3. Dynamic Programming: This problem exhibits overlapping subproblems (repeated calculations). Dynamic programming efficiently solves this by storing the results of subproblems. We create a 2D array dp of size m x n, where dp[i][j] stores the number of unique paths to reach cell (i, j).

4. Initialization: dp[0][j] = 1 for all j (only one way to reach any cell in the first row by moving right), and dp[i][0] = 1 for all i (only one way to reach any cell in the first column by moving down).

5. Iteration: We iterate through the dp array, calculating dp[i][j] = dp[i-1][j] + dp[i][j-1]. This represents the sum of paths reaching the cell from above and from the left.

Explanation

The dynamic programming approach cleverly avoids redundant calculations. Each cell's value represents the accumulated number of paths leading to it. By building up from the base cases (the edges of the grid), we efficiently calculate the total paths to the bottom-right corner.

Code (Python)

def uniquePaths(m: int, n: int) -> int:
    """
    Calculates the number of unique paths from top-left to bottom-right in an m x n grid.
    """
    dp = [[0] * n for _ in range(m)]  # Initialize DP table

    # Base cases: Fill the first row and column with 1s
    for i in range(m):
        dp[i][0] = 1
    for j in range(n):
        dp[0][j] = 1

    # Iterate and fill the DP table
    for i in range(1, m):
        for j in range(1, n):
            dp[i][j] = dp[i - 1][j] + dp[i][j - 1]

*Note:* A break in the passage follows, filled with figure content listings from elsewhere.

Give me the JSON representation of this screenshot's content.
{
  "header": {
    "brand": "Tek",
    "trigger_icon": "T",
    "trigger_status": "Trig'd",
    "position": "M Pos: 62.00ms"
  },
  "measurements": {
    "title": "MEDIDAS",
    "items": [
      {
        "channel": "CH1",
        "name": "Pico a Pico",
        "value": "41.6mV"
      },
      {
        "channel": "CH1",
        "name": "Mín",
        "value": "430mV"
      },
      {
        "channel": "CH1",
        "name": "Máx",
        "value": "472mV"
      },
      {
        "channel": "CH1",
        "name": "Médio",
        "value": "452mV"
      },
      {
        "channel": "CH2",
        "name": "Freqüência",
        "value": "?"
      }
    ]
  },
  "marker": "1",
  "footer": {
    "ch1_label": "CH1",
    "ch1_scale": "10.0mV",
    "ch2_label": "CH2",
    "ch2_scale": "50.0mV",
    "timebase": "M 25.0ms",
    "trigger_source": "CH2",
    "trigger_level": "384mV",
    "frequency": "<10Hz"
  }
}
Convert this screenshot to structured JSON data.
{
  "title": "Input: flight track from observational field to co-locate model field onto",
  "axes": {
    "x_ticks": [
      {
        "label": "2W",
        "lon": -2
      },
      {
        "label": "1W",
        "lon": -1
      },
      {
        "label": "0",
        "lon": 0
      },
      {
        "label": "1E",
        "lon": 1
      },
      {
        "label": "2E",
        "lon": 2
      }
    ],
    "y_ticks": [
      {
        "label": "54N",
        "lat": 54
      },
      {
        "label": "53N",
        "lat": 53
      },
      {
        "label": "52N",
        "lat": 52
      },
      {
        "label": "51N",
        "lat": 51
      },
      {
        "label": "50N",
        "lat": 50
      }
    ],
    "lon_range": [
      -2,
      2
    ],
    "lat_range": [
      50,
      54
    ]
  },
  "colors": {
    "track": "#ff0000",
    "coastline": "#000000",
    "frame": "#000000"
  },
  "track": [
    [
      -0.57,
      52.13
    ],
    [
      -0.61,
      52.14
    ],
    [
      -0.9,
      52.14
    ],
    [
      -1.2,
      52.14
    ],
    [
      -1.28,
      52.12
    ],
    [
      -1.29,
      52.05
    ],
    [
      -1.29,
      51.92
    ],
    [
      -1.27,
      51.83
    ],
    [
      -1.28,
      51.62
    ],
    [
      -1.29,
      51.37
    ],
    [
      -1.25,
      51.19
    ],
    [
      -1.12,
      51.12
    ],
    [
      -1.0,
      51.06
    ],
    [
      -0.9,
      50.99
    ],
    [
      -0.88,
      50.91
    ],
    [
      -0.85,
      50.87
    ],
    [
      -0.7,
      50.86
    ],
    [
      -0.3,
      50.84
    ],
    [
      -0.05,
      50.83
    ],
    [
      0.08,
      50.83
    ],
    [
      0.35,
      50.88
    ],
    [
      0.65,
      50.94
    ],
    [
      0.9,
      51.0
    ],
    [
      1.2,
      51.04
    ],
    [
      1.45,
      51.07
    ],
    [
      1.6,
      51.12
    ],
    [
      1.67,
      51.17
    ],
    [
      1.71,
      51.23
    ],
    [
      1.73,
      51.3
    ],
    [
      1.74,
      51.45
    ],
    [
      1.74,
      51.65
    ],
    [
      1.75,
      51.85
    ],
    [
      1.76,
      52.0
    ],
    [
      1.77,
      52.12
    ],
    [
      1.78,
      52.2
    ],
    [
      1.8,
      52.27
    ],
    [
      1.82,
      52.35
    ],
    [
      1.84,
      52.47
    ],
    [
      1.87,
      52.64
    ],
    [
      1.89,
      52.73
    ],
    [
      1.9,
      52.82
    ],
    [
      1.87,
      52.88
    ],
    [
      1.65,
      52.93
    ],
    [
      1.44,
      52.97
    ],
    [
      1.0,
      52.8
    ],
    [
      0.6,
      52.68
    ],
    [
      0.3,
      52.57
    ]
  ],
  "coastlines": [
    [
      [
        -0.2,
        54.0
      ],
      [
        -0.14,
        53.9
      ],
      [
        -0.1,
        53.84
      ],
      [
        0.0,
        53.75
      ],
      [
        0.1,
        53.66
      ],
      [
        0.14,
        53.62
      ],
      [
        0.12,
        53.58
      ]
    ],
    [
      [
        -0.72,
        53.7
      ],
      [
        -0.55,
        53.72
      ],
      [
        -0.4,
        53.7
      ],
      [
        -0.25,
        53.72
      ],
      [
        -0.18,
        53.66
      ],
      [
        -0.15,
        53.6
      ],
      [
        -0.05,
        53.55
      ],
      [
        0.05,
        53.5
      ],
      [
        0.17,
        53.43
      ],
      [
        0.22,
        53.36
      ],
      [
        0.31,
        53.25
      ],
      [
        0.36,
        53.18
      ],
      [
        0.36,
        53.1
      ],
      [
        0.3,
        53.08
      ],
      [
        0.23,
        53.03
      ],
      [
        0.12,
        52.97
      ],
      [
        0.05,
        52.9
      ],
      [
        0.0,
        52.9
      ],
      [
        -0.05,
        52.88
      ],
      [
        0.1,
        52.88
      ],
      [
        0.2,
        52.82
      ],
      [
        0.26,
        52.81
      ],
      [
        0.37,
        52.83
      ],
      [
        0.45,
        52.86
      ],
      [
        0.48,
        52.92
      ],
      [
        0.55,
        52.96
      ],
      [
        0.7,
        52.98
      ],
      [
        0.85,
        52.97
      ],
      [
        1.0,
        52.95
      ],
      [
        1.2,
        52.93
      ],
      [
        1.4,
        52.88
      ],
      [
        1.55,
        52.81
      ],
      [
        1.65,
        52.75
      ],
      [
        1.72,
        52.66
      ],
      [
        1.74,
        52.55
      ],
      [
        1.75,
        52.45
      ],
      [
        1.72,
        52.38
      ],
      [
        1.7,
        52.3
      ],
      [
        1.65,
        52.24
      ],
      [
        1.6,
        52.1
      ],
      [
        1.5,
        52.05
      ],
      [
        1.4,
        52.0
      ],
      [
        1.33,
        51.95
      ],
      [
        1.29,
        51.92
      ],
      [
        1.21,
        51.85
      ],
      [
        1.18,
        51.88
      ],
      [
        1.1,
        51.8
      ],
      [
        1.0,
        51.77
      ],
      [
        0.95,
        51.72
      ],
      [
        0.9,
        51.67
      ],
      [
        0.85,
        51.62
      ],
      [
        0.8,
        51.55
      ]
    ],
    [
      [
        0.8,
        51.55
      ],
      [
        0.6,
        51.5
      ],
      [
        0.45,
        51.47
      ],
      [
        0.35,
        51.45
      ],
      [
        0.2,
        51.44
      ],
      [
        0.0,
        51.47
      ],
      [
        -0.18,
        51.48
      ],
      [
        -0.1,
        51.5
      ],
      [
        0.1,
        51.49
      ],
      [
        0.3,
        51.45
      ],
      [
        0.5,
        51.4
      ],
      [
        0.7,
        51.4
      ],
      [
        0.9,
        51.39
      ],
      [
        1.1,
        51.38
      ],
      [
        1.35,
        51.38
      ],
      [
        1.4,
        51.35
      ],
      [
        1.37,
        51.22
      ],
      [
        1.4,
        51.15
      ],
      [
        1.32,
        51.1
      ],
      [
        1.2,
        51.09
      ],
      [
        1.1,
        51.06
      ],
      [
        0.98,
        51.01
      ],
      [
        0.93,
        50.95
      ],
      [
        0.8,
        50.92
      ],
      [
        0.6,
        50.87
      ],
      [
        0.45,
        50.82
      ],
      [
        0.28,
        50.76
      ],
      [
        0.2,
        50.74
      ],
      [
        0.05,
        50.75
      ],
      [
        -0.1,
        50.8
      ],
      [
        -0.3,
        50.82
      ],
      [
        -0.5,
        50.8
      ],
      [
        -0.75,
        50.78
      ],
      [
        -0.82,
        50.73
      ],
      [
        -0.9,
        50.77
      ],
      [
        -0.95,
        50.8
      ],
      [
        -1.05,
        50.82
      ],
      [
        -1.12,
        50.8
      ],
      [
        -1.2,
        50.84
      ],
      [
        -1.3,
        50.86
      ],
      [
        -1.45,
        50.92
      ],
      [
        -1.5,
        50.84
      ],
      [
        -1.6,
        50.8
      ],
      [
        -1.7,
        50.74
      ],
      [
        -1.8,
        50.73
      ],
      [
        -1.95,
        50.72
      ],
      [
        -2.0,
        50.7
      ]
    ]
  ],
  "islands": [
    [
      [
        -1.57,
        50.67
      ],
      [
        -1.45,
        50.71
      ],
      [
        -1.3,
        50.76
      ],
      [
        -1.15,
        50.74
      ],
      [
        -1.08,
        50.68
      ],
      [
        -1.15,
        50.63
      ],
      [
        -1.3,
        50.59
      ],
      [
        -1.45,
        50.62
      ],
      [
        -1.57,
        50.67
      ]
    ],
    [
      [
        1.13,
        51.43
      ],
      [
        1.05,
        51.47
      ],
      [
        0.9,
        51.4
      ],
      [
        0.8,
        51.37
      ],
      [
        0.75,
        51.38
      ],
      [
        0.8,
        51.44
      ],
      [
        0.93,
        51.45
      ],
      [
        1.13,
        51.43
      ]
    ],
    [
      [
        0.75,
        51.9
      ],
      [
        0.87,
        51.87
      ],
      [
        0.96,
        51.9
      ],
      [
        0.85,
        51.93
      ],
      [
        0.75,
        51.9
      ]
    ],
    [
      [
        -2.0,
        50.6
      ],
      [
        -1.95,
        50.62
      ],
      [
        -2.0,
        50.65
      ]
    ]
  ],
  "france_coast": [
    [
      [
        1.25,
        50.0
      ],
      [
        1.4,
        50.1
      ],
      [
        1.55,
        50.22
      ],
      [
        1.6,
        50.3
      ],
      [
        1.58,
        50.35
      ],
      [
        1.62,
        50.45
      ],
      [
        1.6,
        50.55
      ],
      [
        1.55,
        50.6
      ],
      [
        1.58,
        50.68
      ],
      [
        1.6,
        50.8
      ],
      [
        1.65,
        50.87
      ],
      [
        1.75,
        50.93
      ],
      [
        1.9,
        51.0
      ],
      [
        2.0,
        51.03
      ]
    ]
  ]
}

    return dp[m - 1][n - 1]

Complexity

• Time Complexity: O(m*n) - We iterate through the m x n DP table once.
• Space Complexity: O(m*n) - We use a DP table of size m x n. This can be optimized to O(min(m,n)) by using only a 1D array. (A space optimized solution is possible but adds complexity to the understanding, so this version focuses on clarity)